Reflection on “Decoding cancer: Path to find new treatments”

By Wong Wai Ho Daniel, St. Bonaventure College & High School

The lecture given by Dr. Rebecca Chin on the subject topic was excellent. Not only did she explain the extremely useful knowledge very clearly, understandably and systematically but she has also inspired me to explore further, particularly on two main areas, which are precaution against cancer and CAR-T cell therapy.

Regarding precaution against cancer, as mentioned by Dr. Chin, the most important thing is to prevent cancer from emerging and thus screening is needed for early detection of cancer. From the internet, I learnt that getting screening tests regularly may find breast, cervical, and colorectal cancers early when treatment is likely to work best. Therefore, by linking the four causes of cancer and screening together, for those people who are exposed more to radiation, have more contact on some kinds of chemicals, get infected by certain diseases or have cancer record of their family members, they are the high-risk groups that should do the screening test regularly to prevent emergence of those cancers.

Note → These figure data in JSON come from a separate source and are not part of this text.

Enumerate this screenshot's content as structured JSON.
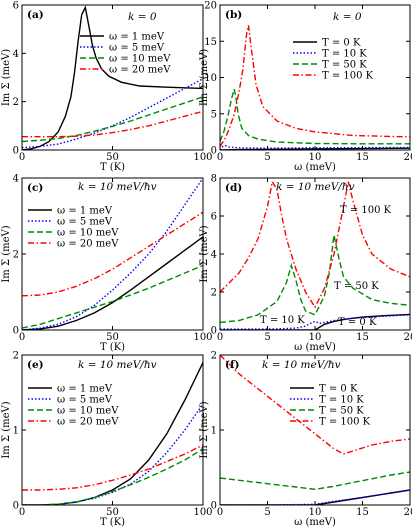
{
  "colors": {
    "black": "#000000",
    "blue": "#0000ff",
    "green": "#008a00",
    "red": "#ff0000"
  },
  "chart_data": [
    {
      "type": "line",
      "panel_label": "(a)",
      "title": "k = 0",
      "xlabel": "T (K)",
      "ylabel": "Im Σ+ (meV)",
      "xlim": [
        0,
        100
      ],
      "ylim": [
        0,
        6
      ],
      "xticks": [
        0,
        50,
        100
      ],
      "yticks": [
        0,
        2,
        4,
        6
      ],
      "xtick_labels": [
        "0",
        "50",
        "100"
      ],
      "ytick_labels": [
        "0",
        "2",
        "4",
        "6"
      ],
      "legend_position": "top-right",
      "series": [
        {
          "name": "ω = 1 meV",
          "color": "#000000",
          "dash": "solid",
          "x": [
            0,
            5,
            10,
            15,
            20,
            24,
            27,
            29,
            31,
            33,
            35,
            37,
            39,
            41,
            44,
            48,
            55,
            65,
            80,
            100
          ],
          "y": [
            0,
            0.05,
            0.15,
            0.35,
            0.75,
            1.4,
            2.2,
            3.2,
            4.5,
            5.6,
            5.9,
            5.1,
            4.3,
            3.8,
            3.35,
            3.05,
            2.8,
            2.65,
            2.6,
            2.55
          ]
        },
        {
          "name": "ω = 5 meV",
          "color": "#0000ff",
          "dash": "dot",
          "x": [
            0,
            10,
            20,
            30,
            40,
            50,
            60,
            70,
            80,
            90,
            100
          ],
          "y": [
            0.1,
            0.15,
            0.25,
            0.45,
            0.7,
            1.0,
            1.35,
            1.75,
            2.15,
            2.55,
            2.95
          ]
        },
        {
          "name": "ω = 10 meV",
          "color": "#008a00",
          "dash": "dash",
          "x": [
            0,
            10,
            20,
            30,
            40,
            50,
            60,
            70,
            80,
            90,
            100
          ],
          "y": [
            0.35,
            0.4,
            0.48,
            0.6,
            0.78,
            0.98,
            1.2,
            1.45,
            1.7,
            1.95,
            2.2
          ]
        },
        {
          "name": "ω = 20 meV",
          "color": "#ff0000",
          "dash": "dashdot",
          "x": [
            0,
            20,
            30,
            40,
            50,
            60,
            70,
            80,
            90,
            100
          ],
          "y": [
            0.55,
            0.55,
            0.57,
            0.62,
            0.72,
            0.85,
            1.0,
            1.2,
            1.4,
            1.6
          ]
        }
      ]
    },
    {
      "type": "line",
      "panel_label": "(b)",
      "title": "k = 0",
      "xlabel": "ω (meV)",
      "ylabel": "Im Σ− (meV)",
      "xlim": [
        0,
        20
      ],
      "ylim": [
        0,
        20
      ],
      "xticks": [
        0,
        5,
        10,
        15,
        20
      ],
      "yticks": [
        0,
        5,
        10,
        15,
        20
      ],
      "xtick_labels": [
        "0",
        "5",
        "10",
        "15",
        "20"
      ],
      "ytick_labels": [
        "0",
        "5",
        "10",
        "15",
        "20"
      ],
      "legend_position": "right",
      "series": [
        {
          "name": "T = 0 K",
          "color": "#000000",
          "dash": "solid",
          "x": [
            0,
            2,
            5,
            10,
            15,
            20
          ],
          "y": [
            0,
            0.05,
            0.1,
            0.15,
            0.2,
            0.25
          ]
        },
        {
          "name": "T = 10 K",
          "color": "#0000ff",
          "dash": "dot",
          "x": [
            0,
            0.3,
            0.6,
            1,
            2,
            5,
            10,
            20
          ],
          "y": [
            0,
            0.5,
            0.6,
            0.4,
            0.3,
            0.25,
            0.3,
            0.35
          ]
        },
        {
          "name": "T = 50 K",
          "color": "#008a00",
          "dash": "dash",
          "x": [
            0,
            0.4,
            0.8,
            1.2,
            1.5,
            1.7,
            1.9,
            2.3,
            3,
            4,
            6,
            10,
            15,
            20
          ],
          "y": [
            1.2,
            2.5,
            4.5,
            7,
            8.4,
            7,
            5,
            3,
            2,
            1.5,
            1.1,
            0.9,
            0.85,
            0.85
          ]
        },
        {
          "name": "T = 100 K",
          "color": "#ff0000",
          "dash": "dashdot",
          "x": [
            0,
            0.5,
            1,
            1.5,
            2,
            2.4,
            2.8,
            3,
            3.3,
            3.8,
            4.5,
            6,
            8,
            10,
            14,
            20
          ],
          "y": [
            0.5,
            1.5,
            3,
            5,
            8,
            11,
            16,
            17.2,
            14,
            9,
            6,
            4,
            3,
            2.5,
            2,
            1.8
          ]
        }
      ]
    },
    {
      "type": "line",
      "panel_label": "(c)",
      "title": "k = 10 meV/ħvF",
      "xlabel": "T (K)",
      "ylabel": "Im Σ+ (meV)",
      "xlim": [
        0,
        100
      ],
      "ylim": [
        0,
        4
      ],
      "xticks": [
        0,
        50,
        100
      ],
      "yticks": [
        0,
        2,
        4
      ],
      "xtick_labels": [
        "0",
        "50",
        "100"
      ],
      "ytick_labels": [
        "0",
        "2",
        "4"
      ],
      "legend_position": "left",
      "series": [
        {
          "name": "ω = 1 meV",
          "color": "#000000",
          "dash": "solid",
          "x": [
            0,
            10,
            20,
            30,
            40,
            50,
            60,
            70,
            80,
            90,
            100
          ],
          "y": [
            0,
            0.03,
            0.1,
            0.25,
            0.45,
            0.72,
            1.05,
            1.4,
            1.75,
            2.1,
            2.45
          ]
        },
        {
          "name": "ω = 5 meV",
          "color": "#0000ff",
          "dash": "dot",
          "x": [
            0,
            10,
            20,
            30,
            40,
            50,
            60,
            70,
            80,
            90,
            100
          ],
          "y": [
            0,
            0.05,
            0.15,
            0.35,
            0.65,
            1.05,
            1.5,
            2.0,
            2.6,
            3.3,
            4.0
          ]
        },
        {
          "name": "ω = 10 meV",
          "color": "#008a00",
          "dash": "dash",
          "x": [
            0,
            10,
            20,
            30,
            40,
            50,
            60,
            70,
            80,
            90,
            100
          ],
          "y": [
            0.05,
            0.15,
            0.3,
            0.45,
            0.6,
            0.75,
            0.92,
            1.1,
            1.3,
            1.5,
            1.7
          ]
        },
        {
          "name": "ω = 20 meV",
          "color": "#ff0000",
          "dash": "dashdot",
          "x": [
            0,
            10,
            20,
            30,
            40,
            50,
            60,
            70,
            80,
            90,
            100
          ],
          "y": [
            0.9,
            0.92,
            1.0,
            1.15,
            1.35,
            1.6,
            1.9,
            2.2,
            2.5,
            2.8,
            3.1
          ]
        }
      ]
    },
    {
      "type": "line",
      "panel_label": "(d)",
      "title": "k = 10 meV/ħvF",
      "xlabel": "ω (meV)",
      "ylabel": "Im Σ− (meV)",
      "xlim": [
        0,
        20
      ],
      "ylim": [
        0,
        8
      ],
      "xticks": [
        0,
        5,
        10,
        15,
        20
      ],
      "yticks": [
        0,
        2,
        4,
        6,
        8
      ],
      "xtick_labels": [
        "0",
        "5",
        "10",
        "15",
        "20"
      ],
      "ytick_labels": [
        "0",
        "2",
        "4",
        "6",
        "8"
      ],
      "legend_position": "inline",
      "annotations": [
        "T = 100 K",
        "T = 50 K",
        "T = 10 K",
        "T = 0 K"
      ],
      "series": [
        {
          "name": "T = 0 K",
          "color": "#000000",
          "dash": "solid",
          "x": [
            0,
            10,
            10.5,
            11,
            12,
            13,
            14,
            15,
            17,
            20
          ],
          "y": [
            0,
            0,
            0.15,
            0.3,
            0.45,
            0.55,
            0.62,
            0.68,
            0.75,
            0.82
          ]
        },
        {
          "name": "T = 10 K",
          "color": "#0000ff",
          "dash": "dot",
          "x": [
            0,
            2,
            4,
            6,
            8,
            9,
            9.5,
            10,
            10.5,
            11,
            12,
            14,
            17,
            20
          ],
          "y": [
            0.05,
            0.05,
            0.05,
            0.06,
            0.1,
            0.2,
            0.35,
            0.45,
            0.35,
            0.4,
            0.5,
            0.62,
            0.72,
            0.8
          ]
        },
        {
          "name": "T = 50 K",
          "color": "#008a00",
          "dash": "dash",
          "x": [
            0,
            2,
            4,
            6,
            7,
            7.5,
            8,
            8.5,
            9,
            10,
            11,
            11.5,
            12,
            12.5,
            13,
            14,
            16,
            18,
            20
          ],
          "y": [
            0.4,
            0.5,
            0.8,
            1.5,
            2.5,
            3.4,
            2.6,
            1.6,
            1.0,
            0.8,
            1.8,
            3.0,
            5.0,
            3.8,
            2.8,
            2.2,
            1.6,
            1.4,
            1.3
          ]
        },
        {
          "name": "T = 100 K",
          "color": "#ff0000",
          "dash": "dashdot",
          "x": [
            0,
            1,
            2,
            3,
            4,
            5,
            5.5,
            6,
            6.5,
            7,
            8,
            9,
            10,
            11,
            12,
            13,
            13.5,
            14,
            15,
            16,
            18,
            20
          ],
          "y": [
            2.0,
            2.5,
            3.0,
            3.8,
            4.8,
            6.5,
            7.8,
            7.4,
            6.0,
            4.8,
            3.2,
            2.0,
            1.2,
            2.2,
            4.0,
            6.5,
            7.8,
            6.8,
            5.0,
            4.0,
            3.2,
            2.8
          ]
        }
      ]
    },
    {
      "type": "line",
      "panel_label": "(e)",
      "title": "k = 10 meV/ħvF",
      "xlabel": "T (K)",
      "ylabel": "Im Σ− (meV)",
      "xlim": [
        0,
        100
      ],
      "ylim": [
        0,
        2
      ],
      "xticks": [
        0,
        50,
        100
      ],
      "yticks": [
        0,
        1,
        2
      ],
      "xtick_labels": [
        "0",
        "50",
        "100"
      ],
      "ytick_labels": [
        "0",
        "1",
        "2"
      ],
      "legend_position": "top-left",
      "series": [
        {
          "name": "ω = 1 meV",
          "color": "#000000",
          "dash": "solid",
          "x": [
            0,
            10,
            20,
            30,
            40,
            50,
            60,
            70,
            80,
            90,
            100
          ],
          "y": [
            0,
            0,
            0.01,
            0.04,
            0.1,
            0.2,
            0.35,
            0.6,
            0.95,
            1.4,
            1.9
          ]
        },
        {
          "name": "ω = 5 meV",
          "color": "#0000ff",
          "dash": "dot",
          "x": [
            0,
            10,
            20,
            30,
            40,
            50,
            60,
            70,
            80,
            90,
            100
          ],
          "y": [
            0,
            0,
            0.01,
            0.04,
            0.09,
            0.17,
            0.28,
            0.45,
            0.7,
            1.0,
            1.35
          ]
        },
        {
          "name": "ω = 10 meV",
          "color": "#008a00",
          "dash": "dash",
          "x": [
            0,
            10,
            20,
            30,
            40,
            50,
            60,
            70,
            80,
            90,
            100
          ],
          "y": [
            0,
            0,
            0.01,
            0.04,
            0.1,
            0.18,
            0.27,
            0.37,
            0.48,
            0.6,
            0.75
          ]
        },
        {
          "name": "ω = 20 meV",
          "color": "#ff0000",
          "dash": "dashdot",
          "x": [
            0,
            10,
            20,
            30,
            40,
            50,
            60,
            70,
            80,
            90,
            100
          ],
          "y": [
            0.2,
            0.2,
            0.21,
            0.23,
            0.27,
            0.33,
            0.4,
            0.48,
            0.58,
            0.68,
            0.8
          ]
        }
      ]
    },
    {
      "type": "line",
      "panel_label": "(f)",
      "title": "k = 10 meV/ħvF",
      "xlabel": "ω (meV)",
      "ylabel": "Im Σ− (meV)",
      "xlim": [
        0,
        20
      ],
      "ylim": [
        0,
        2
      ],
      "xticks": [
        0,
        5,
        10,
        15,
        20
      ],
      "yticks": [
        0,
        1,
        2
      ],
      "xtick_labels": [
        "0",
        "5",
        "10",
        "15",
        "20"
      ],
      "ytick_labels": [
        "0",
        "1",
        "2"
      ],
      "legend_position": "top-right",
      "series": [
        {
          "name": "T = 0 K",
          "color": "#000000",
          "dash": "solid",
          "x": [
            0,
            10,
            12,
            15,
            18,
            20
          ],
          "y": [
            0,
            0,
            0.04,
            0.1,
            0.16,
            0.2
          ]
        },
        {
          "name": "T = 10 K",
          "color": "#0000ff",
          "dash": "dot",
          "x": [
            0,
            5,
            10,
            12,
            15,
            18,
            20
          ],
          "y": [
            0,
            0,
            0.01,
            0.05,
            0.1,
            0.16,
            0.2
          ]
        },
        {
          "name": "T = 50 K",
          "color": "#008a00",
          "dash": "dash",
          "x": [
            0,
            2,
            4,
            6,
            8,
            10,
            12,
            14,
            16,
            18,
            20
          ],
          "y": [
            0.36,
            0.33,
            0.3,
            0.27,
            0.24,
            0.21,
            0.25,
            0.3,
            0.35,
            0.4,
            0.44
          ]
        },
        {
          "name": "T = 100 K",
          "color": "#ff0000",
          "dash": "dashdot",
          "x": [
            0,
            2,
            4,
            6,
            8,
            10,
            12,
            13,
            14,
            16,
            18,
            20
          ],
          "y": [
            2.0,
            1.75,
            1.55,
            1.35,
            1.15,
            0.95,
            0.75,
            0.68,
            0.72,
            0.8,
            0.85,
            0.88
          ]
        }
      ]
    }
  ]
}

As for some other cancers like ovarian, pancreatic, prostate, testicular and thyroid cancers that screening hasn’t been shown to reduce deaths from them, I hope that through my tertiary studies in Biomedical Science, I could be equipped with more solid knowledge and be able to find out more advanced screening method so that these cancers can be screened out effectively with related death rate being reduced.

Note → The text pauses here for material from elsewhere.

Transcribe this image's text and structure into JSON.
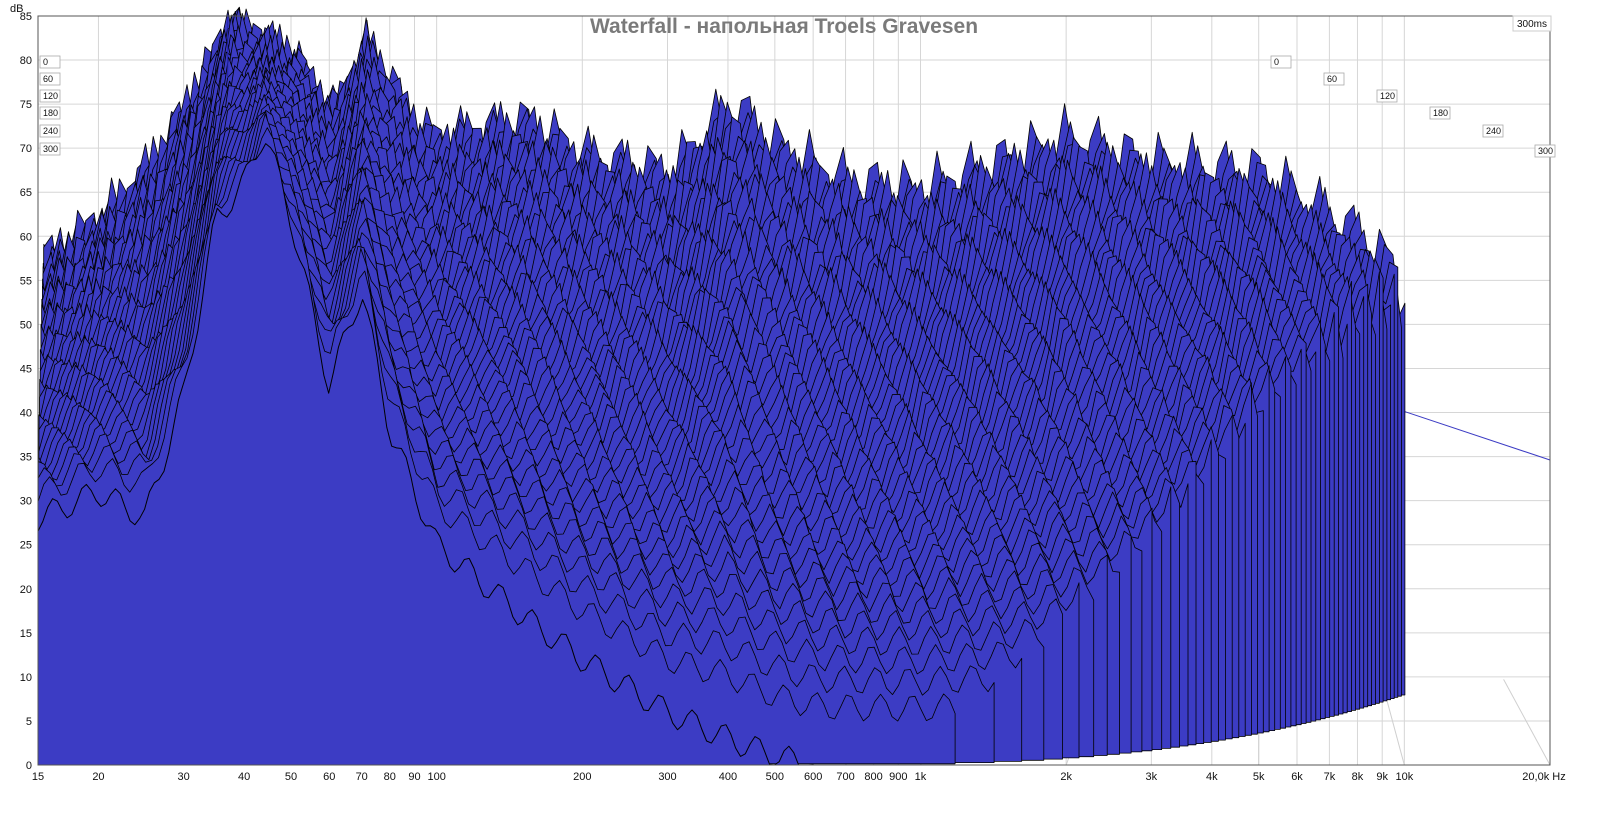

The second main area to explore is on CAR-T Cell Therapy. Apart from reviewing again the video shown during the class, I found that there are useful websites providing relevant information such as the background of CAR-T cell therapies, different types of the therapies for different targeted diseases, how CAR-T cell is made, effectiveness & side effects, more targets and other usages by CAR-T cell. I can’t help highly appreciating Dr Allison and Dr Honjo for their pioneering research that led to novel approaches of cancer treatment by inhibition of negative immune regulation. Furthermore, I hope that I could deep dive my studies on this therapy in order to find out how to minimize severe side effects, including a mass die-off of antibody-producing B cells and infections, cytokine release syndrome (CRS), as well as its neurologic effects; and also what could be done to reduce the cost as the prices, which range from US$373,000 to US$475,000 depending on the specific drug and indication, are too high to make it widely applied.